Ocean acidification harms the entire ecosystem

Acidification of the seas only creates losers

From the tropical seas to the Arctic Ocean: The increasing acidification of the oceans will have enormous negative impacts on marine ecosystems. A new study shows that marine management should not focus on the big picture, the researchers said

Scientists have simulated three possible future scenarios and investigated how they could evolve in fifty years. The result was clear: while the other two scenarios had both positive and negative impacts on ecosystems, acidification of the oceans had a huge negative impact.

Global Impact
Researchers at the IMR in Norway, together with colleagues from the US, France and Australia, have been working on the new study recently published in the international journal Frontiers in Marine Science.

The team studied eight marine ecosystems stretching from the tropics to the Barents Sea. They used ecosystem models to see what effects the following scenarios would have:

- Increasing acidification of the oceans - an effect of climate change
- Enlargement of marine protected areas
- Changes in the fishery

Marine ecosystems are stable
The most important conclusion is positive: the marine ecosystems are quite stable, even though they have to withstand heavy loads. "That means they will not collapse," said Research Director Erik Olsen of the IMR. "But the increasing acidification of the oceans is the scenario that has the biggest impact on the three scenarios we tested."

The acidification of the oceans happens when large parts of the CO2 dissolve in the waters and turn into acid.

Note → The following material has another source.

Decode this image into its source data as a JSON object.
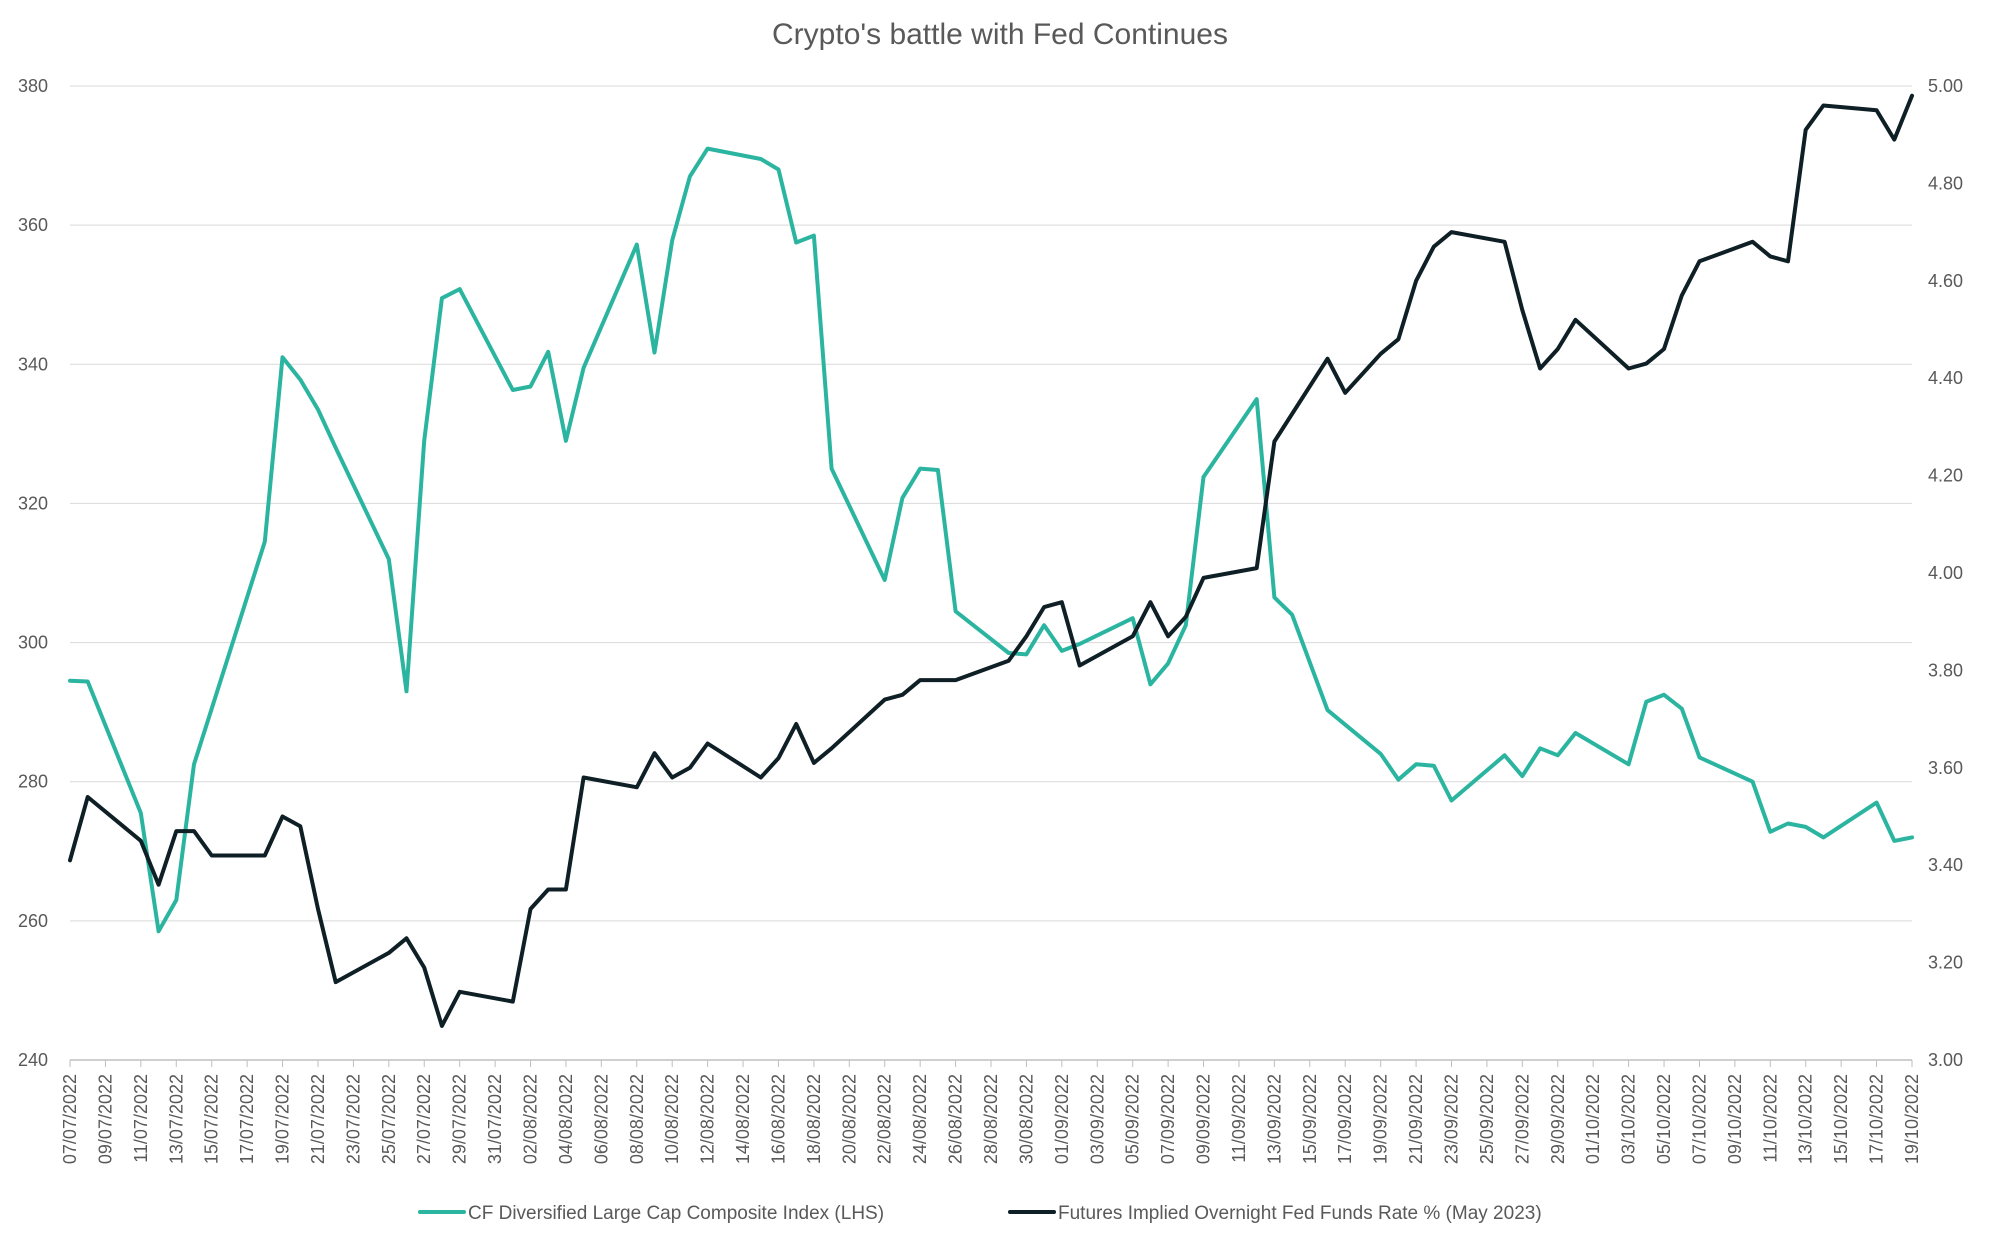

More carbonic acid in the ocean leads to a lower pH.
A more acidic ocean can have serious consequences for marine life, especially for organisms that form shells or skeletons from lime.

Ocean acidification only creates losers
The study also shows that the protection of the oceans or changes in the fishery has some positive effects on some specifics and negative impacts on other species - a mixed result.

"But in the acidification of the oceans, we have seen that it has a major impact on all parts of marine ecosystems, and in a massively negative way," says Olsen.

Politicians make big decisions about the management of the oceans, mostly based on scientific evidence. It is equally important for politics and science to consider the entire ecosystem as a whole, according to Olsen, because it affects the entire ecosystem.